The heart has four chambers: two atria and two ventricles.
- The right atrium receives oxygen-poor blood from the body and pumps it to the right ventricle.
- The right ventricle pumps the oxygen-poor blood to the lungs.
- The left atrium receives oxygen-rich blood from the lungs and pumps it to the left ventricle.
- The left ventricle pumps the oxygen-rich blood to the body.
The mitral valve is composed of the valve leaflets, the mitral valve annulus (which forms a ring around the valve leaflets), the papillary muscles (which tether the valve leaflets to the left ventricle, preventing them from prolapsing into the left atrium), and the chordae tendineae (which connect the valve leaflets to the papillary muscles). A dysfunction of any of these portions of the mitral valve apparatus can cause mitral regurgitation.
Primary mitral regurgitationis due to any disease process that affects the mitral valve apparatus itself. The causes of primary mitral regurgitation include:
- Myxomatous degeneration of the mitral valve
- Ischemic heart disease/Coronary artery disease
- Infective endocarditis
- Collagen vascular diseases(i.e. SLE,Marfan's syndrome)
- Rheumatic heart disease
- Trauma
- Balloon valvulotomy of the mitral valve
- Cardiac fibrosis caused by certain forms of medication (e.g. fenfluramine)
The most common cause of primary mitral regurgitation in the United States (causing about 50% of primary mitral regurgitation) is myxomatous degeneration of the valve.
Secondary mitral regurgitationis due to the dilatation of the left ventricle, causing stretching of the mitral valve annulus and displacement of the papillary muscles. This dilatation of the left ventricle can be due to any cause of dilated cardiomyopathy, including aortic insufficiency, nonischemic dilated cardiomyopathy and Noncompaction Cardiomyopathy.
Risk factors for mitral valve regurgitation (MR) include:
- Age. Wear and tear of the mitral valve occurs over time, increasing the likelihood of blood leaking back into the atrium.

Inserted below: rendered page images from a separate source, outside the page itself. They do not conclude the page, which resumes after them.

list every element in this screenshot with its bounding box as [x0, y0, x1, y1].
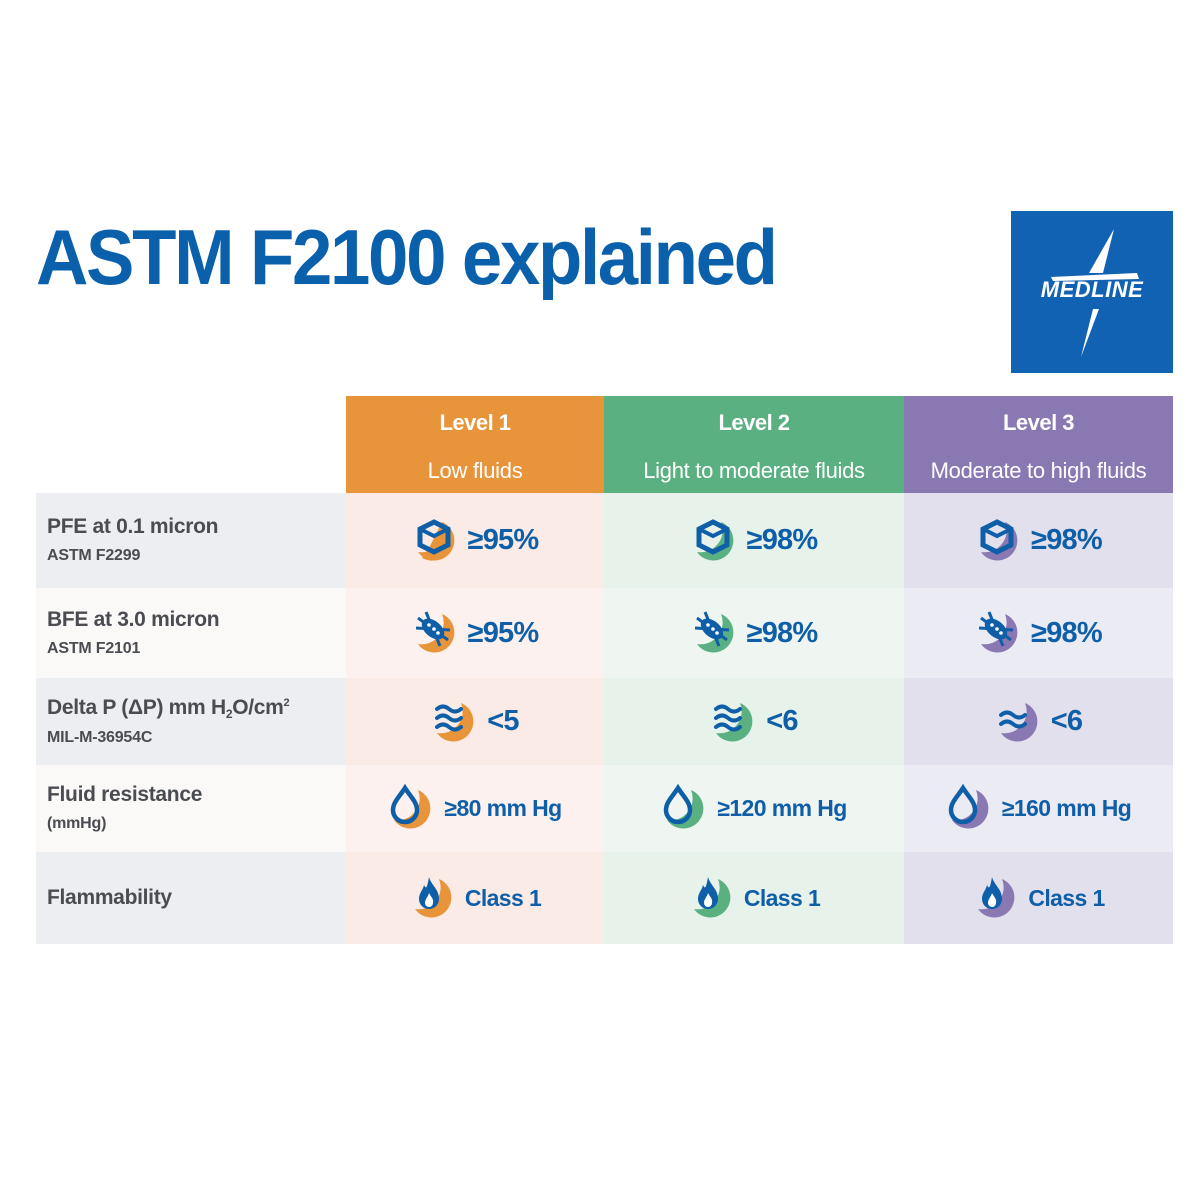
- value-cell-level-2: ≥98%: [604, 588, 904, 678]
- particle-cube-icon: [691, 516, 741, 566]
- value-text: ≥98%: [746, 524, 819, 556]
- bacteria-icon: [691, 608, 741, 658]
- value-text: <5: [487, 705, 519, 737]
- row-standard: MIL-M-36954C: [47, 729, 153, 746]
- row-label: Delta P (ΔP) mm H2O/cm2 MIL-M-36954C: [36, 678, 346, 765]
- droplet-icon: [388, 783, 438, 834]
- row-title: BFE at 3.0 micron: [47, 608, 220, 631]
- star-icon: [1051, 229, 1139, 357]
- value-cell-level-2: ≥98%: [604, 493, 904, 588]
- header-empty-cell: [36, 396, 346, 493]
- table-row-delta-p: Delta P (ΔP) mm H2O/cm2 MIL-M-36954C <5 …: [36, 678, 1173, 765]
- row-standard: (mmHg): [47, 815, 107, 832]
- row-label: Fluid resistance (mmHg): [36, 765, 346, 852]
- droplet-icon: [661, 783, 711, 834]
- value-cell-level-3: ≥160 mm Hg: [904, 765, 1173, 852]
- value-cell-level-1: ≥80 mm Hg: [346, 765, 604, 852]
- value-text: ≥95%: [467, 616, 540, 649]
- particle-cube-icon: [975, 516, 1025, 566]
- value-text: <6: [1050, 705, 1083, 737]
- flame-icon: [972, 873, 1022, 923]
- level-name: Level 1: [439, 410, 511, 435]
- value-cell-level-3: Class 1: [904, 852, 1173, 944]
- value-text: ≥95%: [467, 524, 540, 556]
- value-cell-level-1: ≥95%: [346, 493, 604, 588]
- value-text: Class 1: [743, 884, 821, 911]
- level-name: Level 2: [718, 410, 790, 435]
- air-waves-icon: [995, 697, 1045, 747]
- value-text: ≥98%: [1031, 524, 1103, 556]
- air-waves-icon: [710, 697, 760, 747]
- value-text: Class 1: [1028, 884, 1105, 911]
- value-cell-level-2: Class 1: [604, 852, 904, 944]
- table-row-flammability: Flammability Class 1 Class 1 Class 1: [36, 852, 1173, 944]
- air-waves-icon: [431, 697, 481, 747]
- row-label: BFE at 3.0 micron ASTM F2101: [36, 588, 346, 678]
- droplet-icon: [946, 783, 996, 834]
- row-label: Flammability: [36, 852, 346, 944]
- table-row-fluid-resistance: Fluid resistance (mmHg) ≥80 mm Hg ≥120 m…: [36, 765, 1173, 852]
- value-cell-level-2: <6: [604, 678, 904, 765]
- row-title: PFE at 0.1 micron: [47, 515, 219, 538]
- value-text: ≥120 mm Hg: [717, 795, 847, 821]
- value-cell-level-3: <6: [904, 678, 1173, 765]
- level-description: Low fluids: [427, 458, 523, 483]
- value-text: ≥160 mm Hg: [1001, 795, 1132, 821]
- table-row-bfe: BFE at 3.0 micron ASTM F2101 ≥95% ≥98% ≥…: [36, 588, 1173, 678]
- row-title: Delta P (ΔP) mm H2O/cm2: [47, 696, 290, 721]
- table-row-pfe: PFE at 0.1 micron ASTM F2299 ≥95% ≥98% ≥…: [36, 493, 1173, 588]
- value-cell-level-1: Class 1: [346, 852, 604, 944]
- header-row: Level 1 Low fluids Level 2 Light to mode…: [36, 396, 1173, 493]
- value-text: ≥98%: [1031, 616, 1103, 649]
- comparison-table: Level 1 Low fluids Level 2 Light to mode…: [36, 396, 1173, 944]
- value-cell-level-3: ≥98%: [904, 588, 1173, 678]
- level-description: Light to moderate fluids: [643, 458, 865, 483]
- page-title: ASTM F2100 explained: [36, 213, 778, 301]
- flame-icon: [409, 873, 459, 923]
- row-standard: ASTM F2299: [47, 547, 141, 564]
- logo-text: MEDLINE: [1040, 277, 1144, 302]
- level-1-header: Level 1 Low fluids: [346, 396, 604, 493]
- level-2-header: Level 2 Light to moderate fluids: [604, 396, 904, 493]
- row-label: PFE at 0.1 micron ASTM F2299: [36, 493, 346, 588]
- flame-icon: [688, 873, 738, 923]
- value-cell-level-2: ≥120 mm Hg: [604, 765, 904, 852]
- value-cell-level-3: ≥98%: [904, 493, 1173, 588]
- level-description: Moderate to high fluids: [930, 458, 1147, 483]
- row-title: Flammability: [47, 886, 172, 909]
- level-name: Level 3: [1002, 410, 1075, 435]
- row-title: Fluid resistance: [47, 783, 203, 806]
- value-text: ≥80 mm Hg: [444, 795, 562, 821]
- medline-logo: MEDLINE: [1011, 211, 1173, 373]
- bacteria-icon: [975, 608, 1025, 658]
- value-text: Class 1: [464, 884, 542, 911]
- level-3-header: Level 3 Moderate to high fluids: [904, 396, 1173, 493]
- value-text: <6: [766, 705, 798, 737]
- bacteria-icon: [412, 608, 462, 658]
- value-cell-level-1: ≥95%: [346, 588, 604, 678]
- value-text: ≥98%: [746, 616, 819, 649]
- row-standard: ASTM F2101: [47, 640, 141, 657]
- value-cell-level-1: <5: [346, 678, 604, 765]
- particle-cube-icon: [412, 516, 462, 566]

- Having mitral valve prolapse.
- Having had rheumatic fever, because it can cause scarring on the valve, resulting in incomplete closure.
- Coronary artery disease (CAD). CAD may cause ischemia (reduced blood flow) or infarction (heart attack), which affects the valve's structure, leading to incomplete closure.

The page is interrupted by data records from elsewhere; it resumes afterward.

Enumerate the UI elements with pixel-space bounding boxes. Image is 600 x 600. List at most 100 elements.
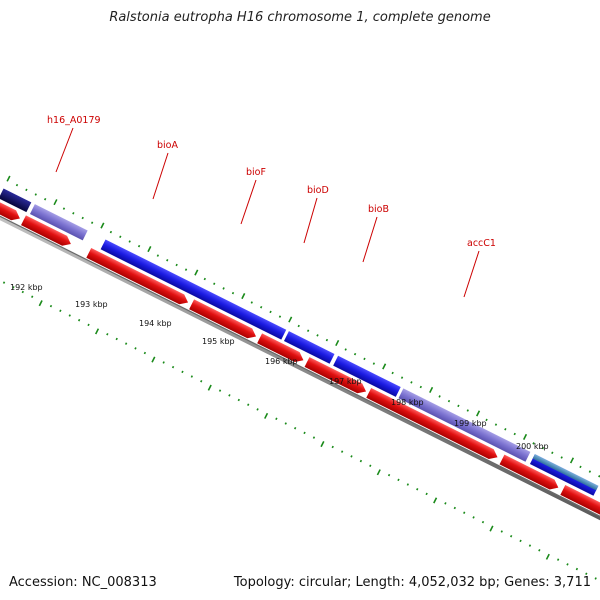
outer-tick — [391, 371, 394, 375]
inner-tick — [200, 379, 203, 383]
inner-tick — [181, 370, 184, 374]
outer-tick — [81, 216, 84, 220]
tick-marks-inner — [2, 281, 597, 580]
inner-tick — [106, 333, 109, 336]
outer-tick — [513, 432, 516, 436]
inner-tick — [115, 337, 118, 341]
inner-tick — [594, 577, 597, 580]
outer-tick — [325, 338, 329, 342]
cds-arrow-1-shape — [0, 201, 20, 221]
outer-tick — [15, 183, 19, 187]
cds-arrow-5-shape — [257, 333, 304, 363]
outer-tick — [25, 188, 28, 192]
gene-block-bioB — [333, 355, 401, 397]
cds-arrow-6 — [304, 357, 367, 394]
inner-tick — [397, 478, 400, 482]
gene-block-h16-a0179-shape — [29, 204, 88, 241]
callout-line — [55, 127, 74, 173]
inner-tick — [143, 351, 147, 355]
outer-tick — [400, 376, 404, 379]
inner-tick — [481, 520, 485, 524]
inner-tick — [406, 483, 410, 486]
gene-block-teal-end — [532, 454, 599, 491]
outer-tick — [147, 246, 152, 253]
inner-tick — [124, 342, 128, 345]
inner-tick — [369, 464, 372, 468]
scale-label: 192 kbp — [10, 283, 43, 292]
scale-label: 198 kbp — [391, 398, 424, 407]
gene-block-teal-end-shape — [532, 454, 599, 491]
outer-tick — [541, 446, 545, 450]
outer-tick — [410, 381, 413, 384]
inner-tick — [500, 530, 503, 533]
outer-tick — [166, 259, 169, 262]
inner-tick — [545, 553, 550, 560]
scale-labels: 192 kbp 193 kbp 194 kbp 195 kbp 196 kbp 197 k… — [10, 283, 549, 451]
outer-tick — [560, 456, 563, 459]
outer-tick — [194, 269, 199, 276]
callout-line — [240, 179, 257, 225]
inner-tick — [87, 323, 90, 327]
inner-tick — [228, 394, 231, 397]
outer-tick — [429, 386, 434, 393]
inner-tick — [472, 516, 475, 519]
gene-label: bioA — [157, 140, 178, 151]
outer-tick — [72, 212, 75, 215]
outer-tick — [306, 329, 310, 332]
inner-tick — [463, 511, 466, 514]
gene-callouts: h16_A0179 bioA bioF bioD bioB accC1 — [47, 115, 496, 298]
inner-tick — [433, 497, 438, 504]
cds-arrow-8 — [499, 454, 559, 490]
inner-tick — [171, 365, 175, 369]
map-title: Ralstonia eutropha H16 chromosome 1, com… — [109, 10, 491, 25]
outer-tick — [231, 291, 235, 295]
scale-label: 199 kbp — [454, 419, 487, 428]
cds-arrow-3 — [86, 247, 189, 305]
callout-line — [152, 152, 169, 200]
gene-block-h16-a0179 — [29, 204, 88, 241]
inner-tick — [264, 412, 269, 419]
inner-tick — [68, 314, 71, 317]
inner-tick — [575, 567, 579, 571]
genome-stats-text: Topology: circular; Length: 4,052,032 bp… — [233, 575, 591, 590]
gene-block-bioA-bioF — [100, 239, 287, 340]
cds-arrow-9 — [560, 484, 600, 535]
outer-tick — [109, 230, 113, 234]
inner-tick — [31, 295, 34, 298]
inner-tick — [275, 417, 278, 421]
accession-text: Accession: NC_008313 — [9, 575, 157, 590]
inner-tick — [237, 398, 240, 402]
inner-tick — [218, 389, 222, 392]
inner-tick — [59, 309, 62, 313]
inner-tick — [38, 300, 43, 307]
inner-tick — [519, 539, 522, 543]
inner-tick — [340, 450, 344, 453]
backbone-ring — [0, 215, 600, 521]
cds-arrow-6-shape — [304, 357, 367, 394]
outer-tick — [588, 470, 592, 473]
outer-tick — [363, 357, 366, 361]
inner-tick — [134, 347, 137, 350]
outer-tick — [34, 193, 37, 196]
gene-label: bioF — [246, 167, 266, 178]
inner-tick — [350, 455, 353, 458]
scale-label: 193 kbp — [75, 300, 108, 309]
inner-tick — [312, 436, 316, 439]
scale-label: 200 kbp — [516, 442, 549, 451]
outer-tick — [316, 334, 319, 337]
outer-tick — [175, 263, 178, 267]
inner-tick — [162, 361, 165, 364]
outer-tick — [156, 254, 160, 257]
inner-tick — [247, 403, 250, 406]
inner-tick — [151, 356, 156, 363]
outer-tick — [569, 457, 575, 464]
cds-arrow-7-shape — [366, 387, 498, 460]
cds-arrow-4 — [189, 299, 257, 339]
scale-label: 194 kbp — [139, 319, 172, 328]
inner-tick — [566, 563, 569, 566]
callout-line — [303, 197, 318, 244]
inner-tick — [190, 375, 194, 378]
callout-line — [463, 250, 480, 298]
inner-tick — [2, 281, 6, 284]
outer-tick — [269, 310, 272, 314]
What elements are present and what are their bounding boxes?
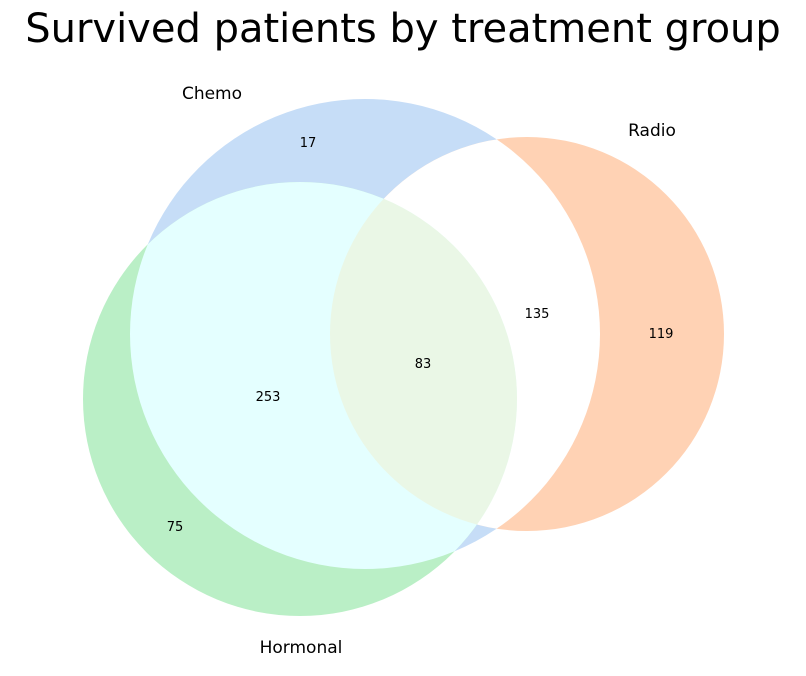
region-label-chemo-radio: 135: [525, 307, 550, 322]
region-label-radio-only: 119: [649, 327, 674, 342]
region-label-chemo-hormonal: 253: [256, 390, 281, 405]
region-label-all-three: 83: [415, 357, 432, 372]
set-label-chemo: Chemo: [182, 84, 242, 104]
set-label-radio: Radio: [628, 121, 676, 141]
region-label-hormonal-only: 75: [167, 520, 184, 535]
region-label-chemo-only: 17: [300, 136, 317, 151]
set-label-hormonal: Hormonal: [260, 638, 343, 658]
diagram-title: Survived patients by treatment group: [25, 6, 781, 52]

Treatment for chronic mitral valve regurgitation (MR) includes monitoring your heart function and symptoms, as well as treating symptoms as they develop. If MR becomes severe, the mitral valve will need to be repaired or replaced. Treatment for acute MR is immediate. Medicines and urgent surgery are usually necessary.
Less invasive techniques
Doctors are developing less invasive techniques to treat valve disorders, such as repairing or replacing mitral valves using percutaneous heart catheterization techniques and minimally invasive off-pump mini surgeries. These minimally invasive mitral valve procedures are currently being studied in clinical trials. These types of percutaneous surgeries not only reduce procedure time, but provide an option for patients that could not undergo the rigors of an open heart procedure.

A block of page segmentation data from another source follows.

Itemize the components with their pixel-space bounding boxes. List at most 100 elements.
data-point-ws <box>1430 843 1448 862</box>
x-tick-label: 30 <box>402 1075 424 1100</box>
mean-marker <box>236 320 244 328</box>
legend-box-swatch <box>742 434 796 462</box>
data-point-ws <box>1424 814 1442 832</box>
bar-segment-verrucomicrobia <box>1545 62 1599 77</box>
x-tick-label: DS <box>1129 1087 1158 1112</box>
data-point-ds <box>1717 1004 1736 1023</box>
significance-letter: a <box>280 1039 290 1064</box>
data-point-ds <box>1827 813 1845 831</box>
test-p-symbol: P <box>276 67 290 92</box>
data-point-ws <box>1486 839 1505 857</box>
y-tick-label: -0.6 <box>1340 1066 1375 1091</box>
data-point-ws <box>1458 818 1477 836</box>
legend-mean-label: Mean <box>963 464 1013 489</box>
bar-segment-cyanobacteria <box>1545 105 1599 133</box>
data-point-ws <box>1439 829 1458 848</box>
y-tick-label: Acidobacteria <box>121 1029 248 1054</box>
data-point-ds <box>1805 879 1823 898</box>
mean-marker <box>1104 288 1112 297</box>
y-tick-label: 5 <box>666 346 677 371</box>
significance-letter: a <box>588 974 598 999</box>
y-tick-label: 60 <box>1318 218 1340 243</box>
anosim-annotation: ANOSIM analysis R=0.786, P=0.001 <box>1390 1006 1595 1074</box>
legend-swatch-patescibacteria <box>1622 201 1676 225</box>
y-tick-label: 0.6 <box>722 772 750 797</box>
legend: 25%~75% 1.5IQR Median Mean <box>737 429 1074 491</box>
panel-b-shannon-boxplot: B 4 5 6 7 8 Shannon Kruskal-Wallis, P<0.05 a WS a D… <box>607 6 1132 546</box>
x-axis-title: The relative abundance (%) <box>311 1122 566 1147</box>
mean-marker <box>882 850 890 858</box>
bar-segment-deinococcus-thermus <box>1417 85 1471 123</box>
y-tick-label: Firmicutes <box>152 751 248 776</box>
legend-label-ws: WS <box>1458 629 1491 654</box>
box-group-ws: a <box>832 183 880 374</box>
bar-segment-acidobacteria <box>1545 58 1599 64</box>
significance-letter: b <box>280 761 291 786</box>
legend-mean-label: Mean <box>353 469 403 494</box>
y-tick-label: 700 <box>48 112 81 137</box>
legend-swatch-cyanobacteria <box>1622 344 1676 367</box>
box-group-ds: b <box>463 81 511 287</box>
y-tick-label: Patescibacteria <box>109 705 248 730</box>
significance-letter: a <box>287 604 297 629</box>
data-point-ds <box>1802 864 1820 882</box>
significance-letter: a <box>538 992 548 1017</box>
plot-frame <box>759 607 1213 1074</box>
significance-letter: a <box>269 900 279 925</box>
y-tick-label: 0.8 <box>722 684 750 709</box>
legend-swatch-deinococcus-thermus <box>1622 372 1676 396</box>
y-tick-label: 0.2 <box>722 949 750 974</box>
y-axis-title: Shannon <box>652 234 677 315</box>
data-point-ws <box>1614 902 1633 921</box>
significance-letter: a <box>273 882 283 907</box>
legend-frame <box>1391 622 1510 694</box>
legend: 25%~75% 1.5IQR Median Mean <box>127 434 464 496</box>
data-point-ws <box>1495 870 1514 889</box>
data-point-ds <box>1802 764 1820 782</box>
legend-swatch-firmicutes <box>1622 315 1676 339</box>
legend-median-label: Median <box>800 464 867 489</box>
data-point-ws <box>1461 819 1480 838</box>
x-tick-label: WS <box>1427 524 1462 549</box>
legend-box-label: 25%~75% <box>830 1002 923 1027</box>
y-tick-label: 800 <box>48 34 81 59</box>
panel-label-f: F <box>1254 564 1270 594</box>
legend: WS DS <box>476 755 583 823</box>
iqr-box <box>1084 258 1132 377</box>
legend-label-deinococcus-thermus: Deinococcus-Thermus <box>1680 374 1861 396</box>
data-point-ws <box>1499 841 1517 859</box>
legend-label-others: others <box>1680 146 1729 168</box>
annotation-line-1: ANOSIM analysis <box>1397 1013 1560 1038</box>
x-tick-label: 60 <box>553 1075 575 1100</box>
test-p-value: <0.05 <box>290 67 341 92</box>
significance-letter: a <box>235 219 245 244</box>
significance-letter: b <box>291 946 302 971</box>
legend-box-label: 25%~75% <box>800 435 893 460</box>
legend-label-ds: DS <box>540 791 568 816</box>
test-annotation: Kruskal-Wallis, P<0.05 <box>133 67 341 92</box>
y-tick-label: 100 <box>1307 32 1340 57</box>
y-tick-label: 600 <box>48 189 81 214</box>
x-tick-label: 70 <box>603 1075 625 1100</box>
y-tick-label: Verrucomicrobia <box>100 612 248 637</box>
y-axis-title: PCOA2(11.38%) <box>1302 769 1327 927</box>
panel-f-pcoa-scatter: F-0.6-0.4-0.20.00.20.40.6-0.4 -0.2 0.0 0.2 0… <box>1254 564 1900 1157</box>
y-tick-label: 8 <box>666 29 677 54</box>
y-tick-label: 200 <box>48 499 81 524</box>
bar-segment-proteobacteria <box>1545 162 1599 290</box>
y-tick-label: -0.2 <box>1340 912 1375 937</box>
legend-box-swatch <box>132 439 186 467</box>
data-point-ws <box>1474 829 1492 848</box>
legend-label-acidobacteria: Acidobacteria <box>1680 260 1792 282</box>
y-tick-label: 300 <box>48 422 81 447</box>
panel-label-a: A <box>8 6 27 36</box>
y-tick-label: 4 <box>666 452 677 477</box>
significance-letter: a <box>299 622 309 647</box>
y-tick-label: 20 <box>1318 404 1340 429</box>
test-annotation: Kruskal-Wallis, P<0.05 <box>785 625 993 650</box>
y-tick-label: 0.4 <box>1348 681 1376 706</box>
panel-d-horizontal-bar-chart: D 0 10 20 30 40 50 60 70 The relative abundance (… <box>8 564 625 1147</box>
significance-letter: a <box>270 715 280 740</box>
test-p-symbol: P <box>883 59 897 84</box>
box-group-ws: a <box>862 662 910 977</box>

Cardiosolutions’ Percu-Pro System uses a percutaneous technique that will significantly reduce or eliminate MR by introducing an implant into the heart valve to help stop the backflow of blood caused by a “leaky valve”. The Mitra-Spacer™ implant is delivered via a catheter inserted into the patient’s femoral vein. The structure of the native valve is not altered during the procedure; the implant is designed to fit inside each unique mitral valve. The implant is intended to be retrievable; the procedure is not a replication of any open cardiac procedure. The implant can be sized or adjusted to address the different etiologies of Mitral regurgitation.